In the latter case, the compiler might let you redefine x, but it'll probably at least issue a warning. Also, if it's allowed, then your function1() will always print out 1 regardless of what you pass in for the x parameter because the newly declared x will be used instead of the value passed in the parameter.
The concept that you're missing is called scope. Every variable has a scope, which is essentially the realm in which it's known. The scope of a variable can be global, in which case it's available to the entire program, or limited to a single file, or it can be declared inside a function or block, in which case it's local to that block of code.

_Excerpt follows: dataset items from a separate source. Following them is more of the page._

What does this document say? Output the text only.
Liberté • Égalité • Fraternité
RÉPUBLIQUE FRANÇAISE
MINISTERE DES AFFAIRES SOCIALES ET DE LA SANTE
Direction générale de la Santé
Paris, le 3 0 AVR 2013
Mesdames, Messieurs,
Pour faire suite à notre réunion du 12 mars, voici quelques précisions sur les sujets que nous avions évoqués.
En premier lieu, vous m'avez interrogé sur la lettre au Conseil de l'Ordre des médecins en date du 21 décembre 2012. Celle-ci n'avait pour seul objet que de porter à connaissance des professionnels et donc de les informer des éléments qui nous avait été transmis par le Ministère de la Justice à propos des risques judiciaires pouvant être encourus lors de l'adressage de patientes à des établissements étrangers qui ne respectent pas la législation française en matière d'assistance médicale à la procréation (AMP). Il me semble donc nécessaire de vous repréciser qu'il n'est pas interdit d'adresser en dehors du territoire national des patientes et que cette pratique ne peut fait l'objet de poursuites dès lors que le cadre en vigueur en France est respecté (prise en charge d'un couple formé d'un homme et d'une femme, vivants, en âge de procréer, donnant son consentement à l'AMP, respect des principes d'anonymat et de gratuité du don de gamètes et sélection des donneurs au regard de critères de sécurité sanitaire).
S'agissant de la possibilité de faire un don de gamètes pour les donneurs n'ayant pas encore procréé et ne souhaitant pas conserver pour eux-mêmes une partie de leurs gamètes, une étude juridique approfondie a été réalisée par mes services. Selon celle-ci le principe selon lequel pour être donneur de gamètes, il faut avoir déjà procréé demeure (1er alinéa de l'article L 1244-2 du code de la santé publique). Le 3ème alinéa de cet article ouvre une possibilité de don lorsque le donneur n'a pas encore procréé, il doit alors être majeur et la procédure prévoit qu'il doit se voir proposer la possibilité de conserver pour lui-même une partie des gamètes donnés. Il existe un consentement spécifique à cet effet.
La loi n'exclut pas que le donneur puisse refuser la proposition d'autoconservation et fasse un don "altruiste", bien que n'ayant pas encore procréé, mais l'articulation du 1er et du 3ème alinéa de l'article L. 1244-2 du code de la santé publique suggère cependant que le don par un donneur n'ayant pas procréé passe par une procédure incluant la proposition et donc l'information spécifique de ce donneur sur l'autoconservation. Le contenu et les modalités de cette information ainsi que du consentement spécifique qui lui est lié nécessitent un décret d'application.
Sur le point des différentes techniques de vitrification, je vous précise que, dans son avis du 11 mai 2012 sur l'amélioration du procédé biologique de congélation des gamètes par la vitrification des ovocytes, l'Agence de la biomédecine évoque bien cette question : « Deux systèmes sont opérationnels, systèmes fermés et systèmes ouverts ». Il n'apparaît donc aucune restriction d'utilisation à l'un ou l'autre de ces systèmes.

int x = 12; // x is available anywhere in the file and has initial value 12
void foo(int x)
{
cout << x << endl; // prints the value passed to foo by the caller
int x = 34; // this new x hides the parameter and is available
// anywhere inside this function, but not outside
cout << x << endl; // prints the new x, i.e. 34
{
cout << x << endl; // still prints 34
int x = 97; // hides the previous x, available only within
// this block or sub-blocks
cout << x << endl; // prints 97
} // x from the enclosed block goes out of scope
cout << x << endl; // prints 34, because we're back to the x at function scope
}
Understanding scope is very important because variable names are often duplicated, either on purpose or by accident, and you need to be able to tell where a given variable is in scope and therefore valid to use, and when it's not.

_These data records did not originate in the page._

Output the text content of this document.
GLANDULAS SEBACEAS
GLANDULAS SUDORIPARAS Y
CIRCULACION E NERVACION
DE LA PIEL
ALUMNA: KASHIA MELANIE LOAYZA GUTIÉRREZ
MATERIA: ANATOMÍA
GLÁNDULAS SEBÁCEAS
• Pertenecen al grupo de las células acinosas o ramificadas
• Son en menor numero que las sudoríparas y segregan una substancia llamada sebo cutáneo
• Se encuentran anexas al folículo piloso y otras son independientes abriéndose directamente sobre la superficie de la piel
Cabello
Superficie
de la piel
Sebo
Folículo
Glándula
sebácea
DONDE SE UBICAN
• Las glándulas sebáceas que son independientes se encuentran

Welcome to the world of C++ coding! Looks like there's more than a few issues in the code here - let's break it down and see what we can find.

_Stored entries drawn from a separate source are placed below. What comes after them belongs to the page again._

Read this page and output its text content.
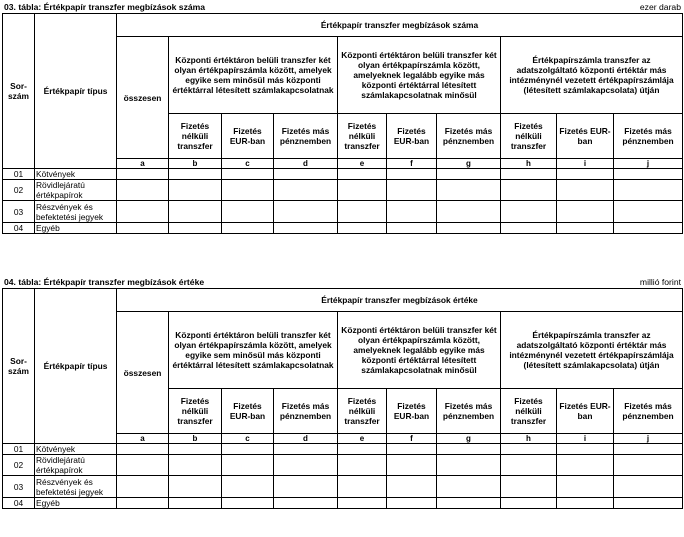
03. tábla: Értékpapír transzfer megbízások száma	ezer darab
Sor-szám	Értékpapír típus	Értékpapír transzfer megbízások száma									
		összesen	Központi értéktáron belüli transzfer két olyan értékpapírszámla között, amelyek egyike sem minősül más központi értéktárral létesített számlakapcsolatnak			Központi értéktáron belüli transzfer két olyan értékpapírszámla között, amelyeknek legalább egyike más központi értéktárral létesített számlakapcsolatnak minősül			Értékpapírszámla transzfer az adatszolgáltató központi értéktár más intézménynél vezetett értékpapírszámlája (létesített számlakapcsolata) útján		
			Fizetés nélküli transzfer	Fizetés EUR-ban	Fizetés más pénznemben	Fizetés nélküli transzfer	Fizetés EUR-ban	Fizetés más pénznemben	Fizetés nélküli transzfer	Fizetés EUR-ban	Fizetés más pénznemben
		a	b	c	d	e	f	g	h	i	j
01	Kötvények										
02	Rövidlejáratú értékpapírok										
03	Részvények és befektetési jegyek										
04	Egyéb										
04. tábla: Értékpapír transzfer megbízások értéke	millió forint
Sor-szám	Értékpapír típus	Értékpapír transzfer megbízások értéke									
		összesen	Központi értéktáron belüli transzfer két olyan értékpapírszámla között, amelyek egyike sem minősül más központi értéktárral létesített számlakapcsolatnak			Központi értéktáron belüli transzfer két olyan értékpapírszámla között, amelyeknek legalább egyike más központi értéktárral létesített számlakapcsolatnak minősül			Értékpapírszámla transzfer az adatszolgáltató központi értéktár más intézménynél vezetett értékpapírszámlája (létesített számlakapcsolata) útján		
			Fizetés nélküli transzfer	Fizetés EUR-ban	Fizetés más pénznemben	Fizetés nélküli transzfer	Fizetés EUR-ban	Fizetés más pénznemben	Fizetés nélküli transzfer	Fizetés EUR-ban	Fizetés más pénznemben
		a	b	c	d	e	f	g	h	i	j
01	Kötvények										
02	Rövidlejáratú értékpapírok										
03	Részvények és befektetési jegyek										
04	Egyéb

First and foremost, to answer your original question, your declaration of x (in function1) was made outside of the function you tried to use the variable in (in main). C++ can't normally see variables you declare in one function when it's running in another; that's by design, and is called scope.
To start, the code won't compile for a number of reasons, first and foremost the presence of stray backticks in your code at the very end. These need to be removed.
int main ()
{
function1( x);
return 0;
}` ` //<-- the ` ` will make the compiler angry
Now let's have a look at what's causing the error: x isn't yet declared. In C++, a variable has to be "declared" before it can be used. Since "x" hasn't been declared before its use in function( x);, the compiler kicks it back since it doesn't know what "x" means. Try this:
int x = 0;
function1( x);
We're not quite done yet, though. Once we make this change, the compiler will throw another error: In function 'int function1(int)': 8:5: error: declaration of 'int x' shadows a parameter. You've already included an int x in the definition of function1; by creating another int x inside function1, you've steamrolled your original x. Let's change that from a definition to an assignment.
function1(int x)
{
x =1;
cout << x << endl;
return 0;
}
Getting clsoer, but we've got one more error: 6:16: error: ISO C++ forbids declaration of 'function1' with no type [-fpermissive]. THis is telling you function1 needs to have a return type, which is a keyword in front of the function's name that tells the compiler what type of data it returns (void if it doesn't return any). Looks like you're using return 0; - why not return an int?
int function1(int x)
Now, at last, we've got code that compiles and runs.
#include<iostream>
using namespace std;
int function1(int x)
{
x =1;
cout << x << endl;
return 0;
}
int main ()
{
int x = 0;
function1( x);
return 0;
}
Good luck!